The stock market started the new year by stumbling out of the gate and falling flat on its face. The Dow Jones Industrial Average dropped 6.2% in the first week of trading – its worst start to a year ever. By the close on February 11, the venerable index had dropped over 10% for the year and almost 15% from the all-time high established in May of last year.
A rally thereupon ensued that carried the Dow to a closing level on March 31 that represented a price gain of 1.5% for the quarter. While that return might be nothing to write home about, the market’s wild ride was headline news as over half of the trading days during the period witnessed intraday moves of 1% or more. Can you spell v-o-l-a-t-i-l-i-t-y?
Despite being scorned by many a pundit looking for higher interest rates in 2016, Treasury bonds rallied yet again as yields on long-term government debt fell during the first quarter. A widely anticipated second increase in the federal funds rate by the FOMC never occurred. More on that subject anon.
Commodities were again the biggest losers during the period as the Commodity Research Bureau Index dropped 3.3 percent. There were, however, a few exceptions. After being down over 30% in February crude oil managed to rally in the second half of the quarter to pull even for the year. Gold, moreover, was the biggest winner as, contrary to industrial metals, it jumped 15% due in large part to a flight to safety on the part of foreign investors.
In keeping with recent trends, economic growth remained relatively lackluster although the U.S. economy looks pretty healthy in comparison to many others around the world. Fourth quarter real GDP registered a meager 1.4% gain as the manufacturing sector exhibited weakness late in the year. In January, however, industrial production jumped 0.9% before falling back 0.5% in February.

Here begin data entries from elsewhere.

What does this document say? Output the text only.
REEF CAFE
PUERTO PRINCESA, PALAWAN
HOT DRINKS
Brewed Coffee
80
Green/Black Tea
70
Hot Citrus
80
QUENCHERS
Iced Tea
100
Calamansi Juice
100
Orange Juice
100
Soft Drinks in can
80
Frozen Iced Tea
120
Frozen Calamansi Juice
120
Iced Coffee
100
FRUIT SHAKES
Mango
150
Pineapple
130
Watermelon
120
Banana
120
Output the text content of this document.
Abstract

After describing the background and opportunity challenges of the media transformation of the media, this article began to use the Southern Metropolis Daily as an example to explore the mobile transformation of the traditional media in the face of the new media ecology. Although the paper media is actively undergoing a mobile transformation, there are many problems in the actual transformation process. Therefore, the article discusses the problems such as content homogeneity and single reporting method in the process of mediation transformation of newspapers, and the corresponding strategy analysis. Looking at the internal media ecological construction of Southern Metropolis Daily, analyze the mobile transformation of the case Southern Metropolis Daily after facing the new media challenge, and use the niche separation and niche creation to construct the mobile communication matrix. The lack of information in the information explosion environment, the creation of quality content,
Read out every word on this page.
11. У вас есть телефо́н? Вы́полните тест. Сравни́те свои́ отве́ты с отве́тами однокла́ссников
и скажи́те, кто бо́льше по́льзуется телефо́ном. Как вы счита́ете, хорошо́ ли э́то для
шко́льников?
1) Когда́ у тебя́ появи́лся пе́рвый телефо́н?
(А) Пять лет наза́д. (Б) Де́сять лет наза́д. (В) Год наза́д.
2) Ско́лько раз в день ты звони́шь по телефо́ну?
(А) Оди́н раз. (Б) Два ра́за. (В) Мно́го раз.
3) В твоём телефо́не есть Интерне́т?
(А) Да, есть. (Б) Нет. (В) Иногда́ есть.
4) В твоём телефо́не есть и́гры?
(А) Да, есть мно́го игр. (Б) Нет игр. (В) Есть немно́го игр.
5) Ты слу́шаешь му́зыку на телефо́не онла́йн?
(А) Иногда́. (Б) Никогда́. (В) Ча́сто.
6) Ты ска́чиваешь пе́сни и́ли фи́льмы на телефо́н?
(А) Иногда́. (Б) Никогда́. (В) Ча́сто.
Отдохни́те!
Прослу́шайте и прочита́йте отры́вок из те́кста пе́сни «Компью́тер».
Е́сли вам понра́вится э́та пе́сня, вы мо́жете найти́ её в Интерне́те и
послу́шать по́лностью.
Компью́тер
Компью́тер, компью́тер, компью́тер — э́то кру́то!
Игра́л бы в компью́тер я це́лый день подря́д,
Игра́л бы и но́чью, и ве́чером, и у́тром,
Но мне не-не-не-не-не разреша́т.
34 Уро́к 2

New orders for durable goods tend to be highly volatile on a month-to-month basis and that has held true of late; yet the trend has been noticeably to the downside. Retail sales proved to be disappointing as well with declines in both January and February. Housing activity, meanwhile, has been relatively flat in recent months.
The brightest star in the economic firmament continues to be the jobs market. After a brief jump in unemployment claims late last year, that measure moved back down early in 2016 to levels implying moderately strong growth in payrolls. Cue the payroll reports which indeed saw appreciable gains in all three months.
Inflation remains remarkably muted as the latest year-over-year changes for the PPI and CPI were 0.0% and 1.0%, respectively. While still below the Fed’s target rate of 2%, they are now much closer to said target than the negative readings that prevailed throughout much of last year.
Over the years, Fed watching has become something of a major industry as analysts and scribes parse every pronouncement by Fed officials, governors and regional bank presidents in hope of discovering clues to the never ending question, “How now, interest rates?” A number of the regional bank spokespersons have lately been opining that the employment statistics, among others, appear to be sufficiently strong to justify getting ahead of the inflation curve by allowing the funds rate to move higher. However, as Lee Corso might say, “Not so fast, my young friends,” as he forsakes the hawks’ mascot’s head and dons that of the doves.
Fed Chairman Janet Yellen has recently put something of a kibosh on the plans for higher rates, at least for the time being. Citing a host of troubling deflationary tendencies in the global economy, Ms. Yellen made it clear that Fed policy will likely remain steady as she goes until more data with stronger growth implications become available.
Why the foot dragging? We noted above that gold rallied sharply in the first quarter in response to a flight to safety. This was not the only indication that fear of loss is now, on the margin, edging out fear of losing out in a rally.
Risk assets other than large cap stocks are giving signals of renewed reluctance by investors and speculators alike to assume risk. We have already mentioned the ongoing bear market in most commodity markets. Furthermore, commodity prices have a long history as leading indicators for the general economy and other risk assets as well.
One of the biggest beneficiaries of the bull market that started seven years ago has been the market for art. Alas, Christie’s and Sotheby’s spring sales this year were down 35% and 50%, respectively. Other collectibles have taken a hit as well. Sales at the Scottsdale classic car auction were down 15% - the first decline since 2010.
In Japan and much of Europe there is over $7 trillion in sovereign debt that is trading at negative yields. In other words, investors are so worried about risk that they are willing to pay the government to keep their money safe for them.
Bull markets, of course, are known to climb walls of worry, so there has been plenty of fuel to drive stock prices higher since mid-February. A closer look at the numbers, however, reveals that the market’s gains have been Pyrrhic in character as the higher the large cap indices have gone, the fewer the number of stocks that are participants.
What does it say when a defensive group like the Dow Utilities is making new highs for the cycle while a more aggressive group like the financial stocks is underperforming? (See charts below.) Large cap indices like the Dow are within shouting distance of the all-time highs established last May. If this is a bull market, new highs should be in the offing. If, however, it is only a bear market rally, a move below the 15,500 support level on the Dow would be expected. There is much at stake here and Chairman Yellen has chosen wisely to keep the powder dry at this juncture.